De griffier, De voorzitter,
(K. de Jong-Braaksma) (R.F.C. Spek)
Afschriften zijn aangetekend per post verzonden op 30 maart 2011
Tegen deze uitspraak kunnen beide partijen binnen zes weken na de verzenddatum beroep in cassatie instellen bij
de Hoge Raad der Nederlanden (belastingkamer)
Postbus 20303,
2500 EH Den Haag.
Daarbij moet het volgende in acht worden genomen:
1 - bij het beroepschrift wordt een afschrift van deze uitspraak overgelegd;
2 - het beroepschrift moet ondertekend zijn en ten minste het volgende vermelden:
a. de naam en het adres van de indiener;
b. de dagtekening;
c. een omschrijving van de uitspraak waartegen het beroep in cassatie is gericht;
d. de gronden van het beroep in cassatie.

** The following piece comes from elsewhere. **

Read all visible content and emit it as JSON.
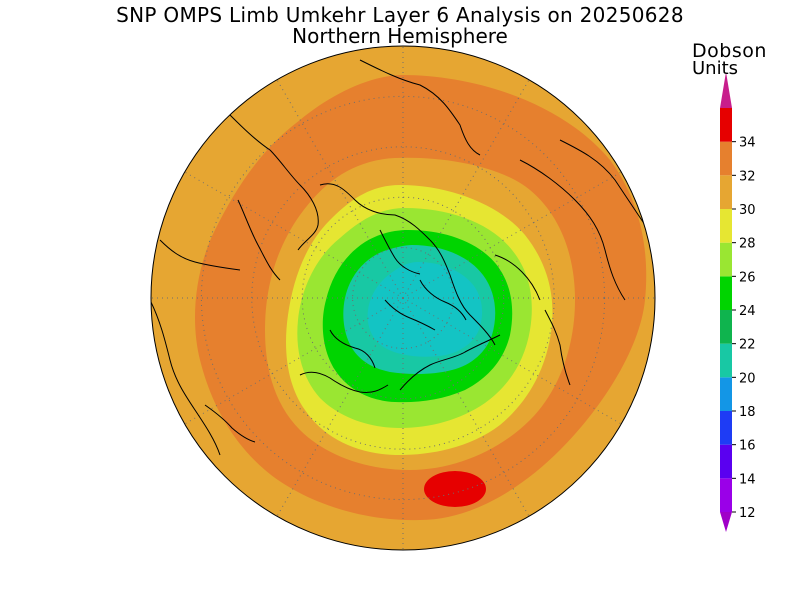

Voor het instellen van beroep in cassatie is griffierecht verschuldigd. Na het instellen van beroep in cassatie ontvangt de indiener een nota griffierecht van de griffier van de Hoge Raad. In het cassatieberoepschrift kan de Hoge Raad verzocht worden om de wederpartij te veroordelen in de proceskosten.